I'd like to share a little about caregiving. A common problem caregivers experience(you are the caregiver here)is that they give too much of themselves for their loved one. When you believe that you have to give all and leave nothing for your own well-being, you are at risk for getting burned-out, fatigued, having your own health suffer, and resenting your parent because you have no life of your own.
Often the people we are caring for don't realize how many expectations that are putting on us. Your mom may ask you to be with her 24/7. I know you want to be 'a good daughter to her' but that doesn't mean you have to jump every time she asks. It isn't easy, but learning to set boundaries for yourself will be very important if you want to stay healthy emotionally and physically.
Here are some thoughts you may want to consider:
1. Have you tried getting medical help for your mom from the State? Sometimes there are programs where your mom can get care from someone else during the day that would give you some time away yet still provide her with great care.
2. There may be others that can help with her care. Maybe another relative can share the burden on a regular basis? Maybe there are neighbors or people from a church that are willing to help, giving you a break. If you wait for others to volunteer or step-up, you'll be waiting forever; you will have to ask them to help.
3. Maybe you could put your mom in a facility that can take care of her medical needs. That way when you are with her, you can really be there emotionally for her. Anyone can perform the nursing tasks, but only you can be her daughter and give her the love she needs.

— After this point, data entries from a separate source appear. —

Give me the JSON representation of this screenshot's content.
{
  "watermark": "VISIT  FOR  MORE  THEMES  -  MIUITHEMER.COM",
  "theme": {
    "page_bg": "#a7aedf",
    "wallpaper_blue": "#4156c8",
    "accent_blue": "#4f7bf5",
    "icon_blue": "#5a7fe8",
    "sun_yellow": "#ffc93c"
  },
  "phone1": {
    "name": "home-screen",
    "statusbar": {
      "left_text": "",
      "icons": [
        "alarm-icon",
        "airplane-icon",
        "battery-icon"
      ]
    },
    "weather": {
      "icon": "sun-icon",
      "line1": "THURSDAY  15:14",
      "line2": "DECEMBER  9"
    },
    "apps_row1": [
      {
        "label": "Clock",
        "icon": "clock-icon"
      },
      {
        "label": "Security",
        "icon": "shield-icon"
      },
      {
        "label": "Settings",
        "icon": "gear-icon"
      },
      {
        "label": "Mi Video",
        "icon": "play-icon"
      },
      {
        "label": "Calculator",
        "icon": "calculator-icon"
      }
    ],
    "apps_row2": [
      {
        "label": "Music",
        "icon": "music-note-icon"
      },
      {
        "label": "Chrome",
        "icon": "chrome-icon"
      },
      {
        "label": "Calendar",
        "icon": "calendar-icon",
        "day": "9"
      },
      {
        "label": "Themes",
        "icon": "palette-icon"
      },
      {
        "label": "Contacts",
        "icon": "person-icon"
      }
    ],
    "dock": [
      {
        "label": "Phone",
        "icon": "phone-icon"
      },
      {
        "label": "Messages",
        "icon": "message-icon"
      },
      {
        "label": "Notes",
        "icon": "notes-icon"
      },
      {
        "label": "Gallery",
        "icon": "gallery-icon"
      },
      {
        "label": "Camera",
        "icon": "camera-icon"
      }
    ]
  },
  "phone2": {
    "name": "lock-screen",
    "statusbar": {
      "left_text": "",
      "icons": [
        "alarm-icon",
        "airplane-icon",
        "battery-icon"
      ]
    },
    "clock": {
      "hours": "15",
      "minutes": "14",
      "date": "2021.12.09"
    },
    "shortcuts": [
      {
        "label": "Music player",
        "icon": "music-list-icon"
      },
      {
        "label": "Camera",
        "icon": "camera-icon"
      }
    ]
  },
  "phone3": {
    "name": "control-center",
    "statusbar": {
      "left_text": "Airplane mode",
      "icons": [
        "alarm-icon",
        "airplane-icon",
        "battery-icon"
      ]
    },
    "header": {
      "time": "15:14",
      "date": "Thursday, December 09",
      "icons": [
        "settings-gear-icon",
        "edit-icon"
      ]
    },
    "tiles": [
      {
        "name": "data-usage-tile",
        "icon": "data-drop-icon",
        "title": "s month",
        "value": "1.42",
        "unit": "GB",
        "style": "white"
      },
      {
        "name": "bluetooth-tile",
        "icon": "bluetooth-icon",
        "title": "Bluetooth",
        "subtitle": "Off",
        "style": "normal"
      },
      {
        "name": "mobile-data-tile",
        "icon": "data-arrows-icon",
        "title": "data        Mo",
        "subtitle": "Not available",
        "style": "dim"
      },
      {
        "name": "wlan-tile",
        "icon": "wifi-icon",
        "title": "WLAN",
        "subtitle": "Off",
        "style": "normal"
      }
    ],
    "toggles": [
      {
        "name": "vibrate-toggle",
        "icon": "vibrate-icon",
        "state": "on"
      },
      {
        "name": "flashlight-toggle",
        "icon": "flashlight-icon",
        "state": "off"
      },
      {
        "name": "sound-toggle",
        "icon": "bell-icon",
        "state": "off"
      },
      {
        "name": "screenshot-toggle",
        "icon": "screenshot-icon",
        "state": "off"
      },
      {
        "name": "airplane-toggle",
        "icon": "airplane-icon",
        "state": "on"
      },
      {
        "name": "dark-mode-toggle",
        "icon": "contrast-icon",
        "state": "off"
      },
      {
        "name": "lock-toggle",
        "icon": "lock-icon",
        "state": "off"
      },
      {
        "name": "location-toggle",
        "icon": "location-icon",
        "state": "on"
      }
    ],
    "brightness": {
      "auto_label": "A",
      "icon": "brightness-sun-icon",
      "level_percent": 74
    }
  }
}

The key for you will be to allow these people to share your load. Sometimes our pride gets in the way. Maybe your mom prefers you be there and it means you have to let her complain about them. It's not up to your mom to help you find time for your life - it's up to you. You will have some tough choices ahead of you.
I also suggest that you seek out a caregiver support group in your area. Sometimes these are run by medical facilities, normally are free, and meet maybe once/month. By going you'll have a chance to get support from people in situations similar to yours; everyone there is a caregiver. You can vent, get ideas for resources, and talk to others who understand what you're going through.
Especially because of your age, I would highly recommend that you get your GED. Without it you will have problems getting most any kind of job and be unable to take care of yourself financially. Who knows, maybe you'll want to pursue something in the medical field (CNA,imaging, med records...) A lot of people go into medical careers because they've experienced the pain of having sick loved ones.
I hope this helps. I have been in a situation similar to yours and know that trying to find a way to balance having your own life while caring for another isn't easy. Just remember that you are important too. It's not wrong to take time away from helping your mom to have your own life, actually it's the healthy thing to do.